One of the automotive industry’s greatest hopes for the future is the electric vehicle. As more and more electric vehicles hit the road, the benefits add up: less dependence on fossil fuels; fewer greenhouse gas emissions; overall greener and more economical travel. Electrifying transportation isn’t as simple as just flipping a switch, however. Designing an electric vehicle is a complex process that differs greatly from designing a traditional vehicle. The engineers who were developing internal combustion engines had about a century to make the technology work perfectly, but the engineers who are working on the electrification only have a decade to design an electric vehicle that can match or exceed the performance of a traditional vehicle. Electric vehicle engineers must integrate both, the battery along with the electric drive, into the vehicle.

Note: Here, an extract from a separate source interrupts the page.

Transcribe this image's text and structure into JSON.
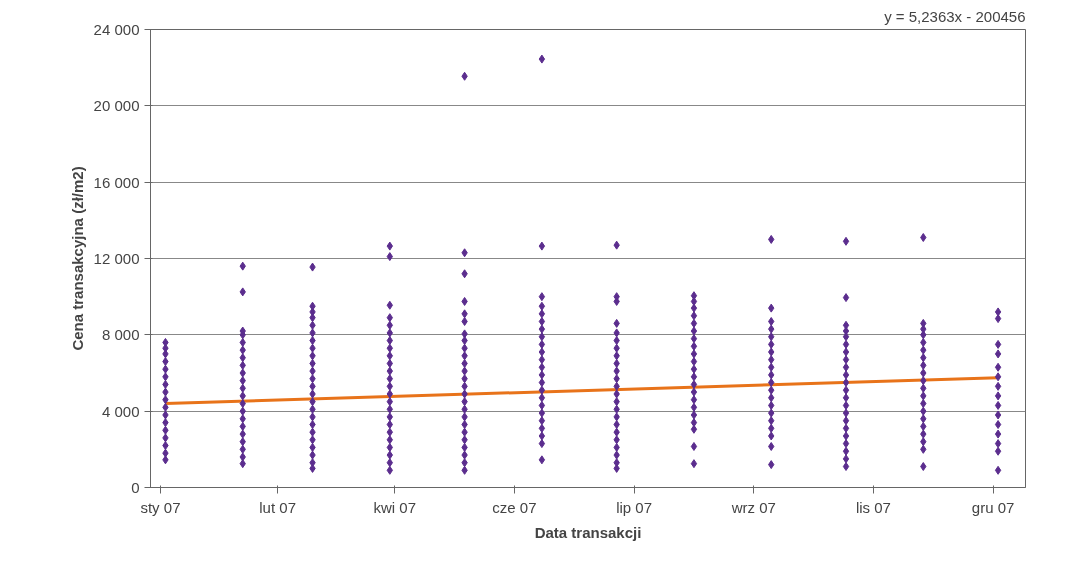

The electric drive is a complicated system whose parts need to work together effectively and efficiently. These include the gear box and electric machine, which need to be designed carefully to avoid over-designing. Over-designing leads to excess material, weight and cost and system engineering helps to precise and balance targets like maximum torque, power and speed, in the context of the whole vehicle.

The design must fulfill requirements for performance, efficiency, thermal, noise and vibration, etc. It is key to include multi-disciplinary design explorations and optimizations in order to reduce the required time of the development cycle. Once the many components of the electric drive have been implemented, their performance must be verified against the targets defined by Model-Based Systems Engineering, or MBSE.